Rethinking methods and paradigms of ceramic chronology
|Title||Rethinking methods and paradigms of ceramic chronology|
|Year of Publication||1991|
|University||University of Arizona|
Methods of ceramic chronology building are based on certain assumptions concerning the pattern of stylistic change in ceramics. These assumptions are, however, not necessarily identical in different methods. Also, the general applicability of the assumptions in each method is not endorsed by solid empirical observations of stylistic change in ceramics and theoretical considerations concerning processes producing stylistic change in ceramics. The inapplicability of assumptions of a method undermines the reliability of ceramic chronology created by the method.
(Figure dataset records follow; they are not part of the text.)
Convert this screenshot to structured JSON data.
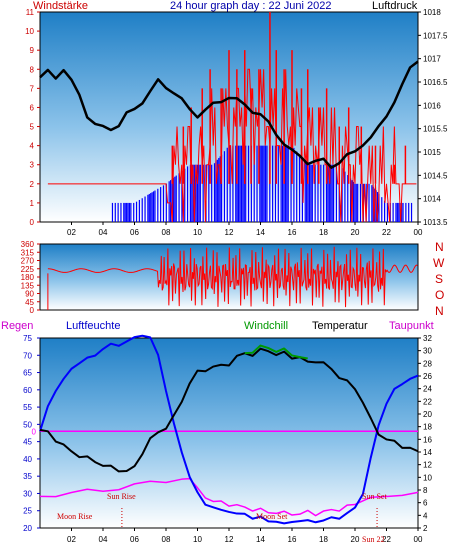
{
  "header": {
    "left_label": "Windstärke",
    "title": "24 hour graph day : 22 Juni 2022",
    "right_label": "Luftdruck"
  },
  "colors": {
    "wind": "#ff0000",
    "gust_bars": "#0000ff",
    "pressure": "#000000",
    "axis_left": "#cc0000",
    "axis_right": "#000000",
    "header_title": "#0000aa",
    "humidity": "#0000ff",
    "temperature": "#000000",
    "windchill": "#009900",
    "dewpoint": "#ff00ff",
    "rain_line": "#ff00ff",
    "sun_moon_text": "#cc0000"
  },
  "wind_direction_letters": [
    "N",
    "W",
    "S",
    "O",
    "N"
  ],
  "lower_header": {
    "regen": "Regen",
    "luftfeuchte": "Luftfeuchte",
    "windchill": "Windchill",
    "temperatur": "Temperatur",
    "taupunkt": "Taupunkt"
  },
  "annotations": {
    "sun_rise": "Sun Rise",
    "moon_rise": "Moon Rise",
    "moon_set": "Moon Set",
    "sun_set": "Sun Set",
    "sun_22": "Sun 22"
  },
  "chart_data": [
    {
      "type": "line",
      "name": "wind-pressure",
      "x_ticks": [
        "02",
        "04",
        "06",
        "08",
        "10",
        "12",
        "14",
        "16",
        "18",
        "20",
        "22",
        "00"
      ],
      "ylim_left": [
        0,
        11
      ],
      "y_ticks_left": [
        0,
        1,
        2,
        3,
        4,
        5,
        6,
        7,
        8,
        9,
        10,
        11
      ],
      "ylim_right": [
        1013.5,
        1018
      ],
      "y_ticks_right": [
        1013.5,
        1014,
        1014.5,
        1015,
        1015.5,
        1016,
        1016.5,
        1017,
        1017.5,
        1018
      ],
      "x_range_hours": [
        0,
        24
      ],
      "wind_base": [
        [
          0.5,
          2
        ],
        [
          1.5,
          2
        ],
        [
          2,
          2
        ],
        [
          3,
          2
        ],
        [
          4,
          2
        ],
        [
          5,
          2
        ],
        [
          6,
          2
        ],
        [
          7,
          2
        ],
        [
          8,
          2
        ],
        [
          9,
          3
        ],
        [
          10,
          3
        ],
        [
          11,
          4
        ],
        [
          12,
          5
        ],
        [
          13,
          6
        ],
        [
          14,
          6
        ],
        [
          15,
          5
        ],
        [
          16,
          5
        ],
        [
          17,
          4
        ],
        [
          18,
          4
        ],
        [
          19,
          3
        ],
        [
          20,
          3
        ],
        [
          21,
          2
        ],
        [
          22,
          2
        ],
        [
          23,
          2
        ],
        [
          24,
          2
        ]
      ],
      "wind_peaks": [
        [
          8.4,
          4
        ],
        [
          9.1,
          5
        ],
        [
          9.6,
          6
        ],
        [
          10.3,
          7
        ],
        [
          10.8,
          8
        ],
        [
          11.5,
          7
        ],
        [
          12.0,
          9
        ],
        [
          12.5,
          8
        ],
        [
          13.0,
          9
        ],
        [
          13.4,
          7
        ],
        [
          13.9,
          8
        ],
        [
          14.6,
          11
        ],
        [
          15.0,
          9
        ],
        [
          15.5,
          8
        ],
        [
          16.0,
          9
        ],
        [
          16.6,
          7
        ],
        [
          17.0,
          8
        ],
        [
          17.7,
          6
        ],
        [
          18.2,
          7
        ],
        [
          19.0,
          5
        ],
        [
          19.6,
          6
        ],
        [
          20.4,
          5
        ],
        [
          21.3,
          4
        ],
        [
          22.5,
          3
        ],
        [
          23.2,
          4
        ]
      ],
      "gust_blue_level": [
        [
          4.6,
          1
        ],
        [
          6.0,
          1
        ],
        [
          8.0,
          2
        ],
        [
          9.5,
          3
        ],
        [
          11,
          3
        ],
        [
          12,
          4
        ],
        [
          13,
          4
        ],
        [
          14,
          4
        ],
        [
          15,
          4
        ],
        [
          16,
          4
        ],
        [
          17,
          3
        ],
        [
          18,
          3
        ],
        [
          19,
          3
        ],
        [
          20,
          2
        ],
        [
          21,
          2
        ],
        [
          22,
          1
        ],
        [
          23,
          1
        ]
      ],
      "pressure": [
        [
          0,
          1016.6
        ],
        [
          0.5,
          1016.7
        ],
        [
          1,
          1016.6
        ],
        [
          1.5,
          1016.8
        ],
        [
          2,
          1016.5
        ],
        [
          2.5,
          1016.2
        ],
        [
          3,
          1015.8
        ],
        [
          3.5,
          1015.6
        ],
        [
          4,
          1015.5
        ],
        [
          4.5,
          1015.5
        ],
        [
          5,
          1015.6
        ],
        [
          5.5,
          1015.8
        ],
        [
          6,
          1015.9
        ],
        [
          6.5,
          1016.1
        ],
        [
          7,
          1016.3
        ],
        [
          7.5,
          1016.5
        ],
        [
          8,
          1016.4
        ],
        [
          8.5,
          1016.3
        ],
        [
          9,
          1016.1
        ],
        [
          9.5,
          1015.9
        ],
        [
          10,
          1015.8
        ],
        [
          10.5,
          1015.9
        ],
        [
          11,
          1016.0
        ],
        [
          11.5,
          1016.1
        ],
        [
          12,
          1016.2
        ],
        [
          12.5,
          1016.1
        ],
        [
          13,
          1016.0
        ],
        [
          13.5,
          1015.9
        ],
        [
          14,
          1015.8
        ],
        [
          14.5,
          1015.6
        ],
        [
          15,
          1015.4
        ],
        [
          15.5,
          1015.2
        ],
        [
          16,
          1015.0
        ],
        [
          16.5,
          1014.9
        ],
        [
          17,
          1014.8
        ],
        [
          17.5,
          1014.8
        ],
        [
          18,
          1014.8
        ],
        [
          18.5,
          1014.7
        ],
        [
          19,
          1014.8
        ],
        [
          19.5,
          1014.9
        ],
        [
          20,
          1015.0
        ],
        [
          20.5,
          1015.2
        ],
        [
          21,
          1015.3
        ],
        [
          21.5,
          1015.5
        ],
        [
          22,
          1015.8
        ],
        [
          22.5,
          1016.1
        ],
        [
          23,
          1016.4
        ],
        [
          23.5,
          1016.8
        ],
        [
          24,
          1017.0
        ]
      ]
    },
    {
      "type": "scatter",
      "name": "wind-direction",
      "x_ticks": [],
      "ylim": [
        0,
        360
      ],
      "y_ticks": [
        0,
        45,
        90,
        135,
        180,
        225,
        270,
        315,
        360
      ],
      "direction_samples": [
        [
          0.5,
          200
        ],
        [
          1,
          220
        ],
        [
          2,
          230
        ],
        [
          3,
          225
        ],
        [
          4,
          215
        ],
        [
          5,
          220
        ],
        [
          6,
          210
        ],
        [
          7,
          200
        ],
        [
          7.5,
          260
        ],
        [
          8,
          180
        ],
        [
          8.5,
          300
        ],
        [
          9,
          60
        ],
        [
          9.5,
          250
        ],
        [
          10,
          30
        ],
        [
          10.5,
          310
        ],
        [
          11,
          90
        ],
        [
          11.5,
          330
        ],
        [
          12,
          20
        ],
        [
          12.5,
          280
        ],
        [
          13,
          140
        ],
        [
          13.5,
          340
        ],
        [
          14,
          40
        ],
        [
          14.5,
          300
        ],
        [
          15,
          60
        ],
        [
          15.5,
          310
        ],
        [
          16,
          120
        ],
        [
          16.5,
          330
        ],
        [
          17,
          30
        ],
        [
          17.5,
          290
        ],
        [
          18,
          90
        ],
        [
          18.5,
          320
        ],
        [
          19,
          150
        ],
        [
          19.5,
          300
        ],
        [
          20,
          80
        ],
        [
          20.5,
          340
        ],
        [
          21,
          190
        ],
        [
          21.5,
          250
        ],
        [
          22,
          220
        ],
        [
          22.5,
          260
        ],
        [
          23,
          220
        ],
        [
          23.5,
          230
        ],
        [
          24,
          220
        ]
      ]
    },
    {
      "type": "line",
      "name": "humidity-temperature",
      "x_ticks": [
        "02",
        "04",
        "06",
        "08",
        "10",
        "12",
        "14",
        "16",
        "18",
        "20",
        "22",
        "00"
      ],
      "ylim_left": [
        20,
        75
      ],
      "y_ticks_left": [
        20,
        25,
        30,
        35,
        40,
        45,
        50,
        55,
        60,
        65,
        70,
        75
      ],
      "ylim_right": [
        2,
        32
      ],
      "y_ticks_right": [
        2,
        4,
        6,
        8,
        10,
        12,
        14,
        16,
        18,
        20,
        22,
        24,
        26,
        28,
        30,
        32
      ],
      "rain_value": 0,
      "humidity": [
        [
          0,
          48
        ],
        [
          0.5,
          55
        ],
        [
          1,
          60
        ],
        [
          1.5,
          63
        ],
        [
          2,
          66
        ],
        [
          2.5,
          68
        ],
        [
          3,
          69
        ],
        [
          3.5,
          70
        ],
        [
          4,
          72
        ],
        [
          4.5,
          73
        ],
        [
          5,
          73
        ],
        [
          5.5,
          74
        ],
        [
          6,
          75
        ],
        [
          6.5,
          76
        ],
        [
          7,
          75
        ],
        [
          7.5,
          70
        ],
        [
          8,
          60
        ],
        [
          8.5,
          50
        ],
        [
          9,
          42
        ],
        [
          9.5,
          35
        ],
        [
          10,
          30
        ],
        [
          10.5,
          27
        ],
        [
          11,
          26
        ],
        [
          11.5,
          25
        ],
        [
          12,
          25
        ],
        [
          12.5,
          24
        ],
        [
          13,
          24
        ],
        [
          13.5,
          23
        ],
        [
          14,
          23
        ],
        [
          14.5,
          22
        ],
        [
          15,
          22
        ],
        [
          15.5,
          21
        ],
        [
          16,
          22
        ],
        [
          16.5,
          22
        ],
        [
          17,
          22
        ],
        [
          17.5,
          22
        ],
        [
          18,
          22
        ],
        [
          18.5,
          23
        ],
        [
          19,
          23
        ],
        [
          19.5,
          24
        ],
        [
          20,
          26
        ],
        [
          20.5,
          30
        ],
        [
          21,
          40
        ],
        [
          21.5,
          50
        ],
        [
          22,
          56
        ],
        [
          22.5,
          60
        ],
        [
          23,
          62
        ],
        [
          23.5,
          63
        ],
        [
          24,
          64
        ]
      ],
      "temperature": [
        [
          0,
          17.5
        ],
        [
          0.5,
          17
        ],
        [
          1,
          16
        ],
        [
          1.5,
          15
        ],
        [
          2,
          14
        ],
        [
          2.5,
          13.5
        ],
        [
          3,
          13
        ],
        [
          3.5,
          12.5
        ],
        [
          4,
          12
        ],
        [
          4.5,
          11.5
        ],
        [
          5,
          11.2
        ],
        [
          5.5,
          11
        ],
        [
          6,
          11.5
        ],
        [
          6.5,
          14
        ],
        [
          7,
          16
        ],
        [
          7.5,
          17
        ],
        [
          8,
          18
        ],
        [
          8.5,
          19.5
        ],
        [
          9,
          22
        ],
        [
          9.5,
          25
        ],
        [
          10,
          26.5
        ],
        [
          10.5,
          27
        ],
        [
          11,
          27.5
        ],
        [
          11.5,
          27.5
        ],
        [
          12,
          28
        ],
        [
          12.5,
          29
        ],
        [
          13,
          29.5
        ],
        [
          13.5,
          29.5
        ],
        [
          14,
          30
        ],
        [
          14.5,
          30
        ],
        [
          15,
          29.5
        ],
        [
          15.5,
          29.5
        ],
        [
          16,
          29
        ],
        [
          16.5,
          29
        ],
        [
          17,
          28
        ],
        [
          17.5,
          28.5
        ],
        [
          18,
          28
        ],
        [
          18.5,
          27
        ],
        [
          19,
          26
        ],
        [
          19.5,
          25
        ],
        [
          20,
          24
        ],
        [
          20.5,
          22
        ],
        [
          21,
          19
        ],
        [
          21.5,
          17
        ],
        [
          22,
          16
        ],
        [
          22.5,
          15.5
        ],
        [
          23,
          15
        ],
        [
          23.5,
          14.5
        ],
        [
          24,
          14
        ]
      ],
      "windchill": [
        [
          13,
          29.5
        ],
        [
          13.5,
          30
        ],
        [
          14,
          30.5
        ],
        [
          14.5,
          30.5
        ],
        [
          15,
          30
        ],
        [
          15.5,
          30
        ],
        [
          16,
          29.5
        ],
        [
          16.5,
          29
        ],
        [
          17,
          28.5
        ]
      ],
      "dewpoint": [
        [
          0,
          7
        ],
        [
          1,
          7.3
        ],
        [
          2,
          7.5
        ],
        [
          3,
          7.8
        ],
        [
          4,
          8
        ],
        [
          5,
          8.3
        ],
        [
          6,
          8.7
        ],
        [
          7,
          9.2
        ],
        [
          8,
          9.5
        ],
        [
          9,
          9.8
        ],
        [
          9.5,
          10
        ],
        [
          10,
          8
        ],
        [
          10.5,
          7
        ],
        [
          11,
          6.2
        ],
        [
          11.5,
          6
        ],
        [
          12,
          5.8
        ],
        [
          12.5,
          5.5
        ],
        [
          13,
          5.2
        ],
        [
          13.5,
          5
        ],
        [
          14,
          4.8
        ],
        [
          14.5,
          4.5
        ],
        [
          15,
          4.5
        ],
        [
          15.5,
          4.3
        ],
        [
          16,
          4.3
        ],
        [
          16.5,
          4.2
        ],
        [
          17,
          4.5
        ],
        [
          17.5,
          4.3
        ],
        [
          18,
          4.5
        ],
        [
          18.5,
          4.8
        ],
        [
          19,
          5
        ],
        [
          19.5,
          5.3
        ],
        [
          20,
          5.8
        ],
        [
          21,
          6.5
        ],
        [
          22,
          7
        ],
        [
          23,
          7.5
        ],
        [
          24,
          7.5
        ]
      ]
    }
  ]
}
In order to evaluate the reliability of existing ceramic chronologies, (1) theoretical considerations were made concerning processes producing stylistic change in ceramics and (2) empirical observations were made concerning aspects of stylistic change in ceramics in a well-controlled archaeological setting, i.e., stylistic change of Tusayan White and Gray Wares in the American Southwest between A.D. 850 and 1150 where tree-ring dating is available as an independent means of temporal control.
As a result, it was revealed that (1) substantial temporal overlap can be present in the manufacture of successive styles of ceramics, (2) continuity criteria of the typological method are not necessarily applicable to stylistic change in ceramics even in a continuous population, and (3) significantly large time lags can be present in the diffusion of manufacturing frequencies of styles even within an area in which the styles are shared. In light of these findings, the typological method cannot be accepted as a method of ceramic chronology building. Occurrence and frequency seriations are, on the other hand, acceptable methods. However, for reliable chronological seriation attention must be paid to potential errors caused by contemporaneous variation of stylistic compositions among assemblages due to time lags in diffusion and variation in generational composition of individuals who produced assemblages.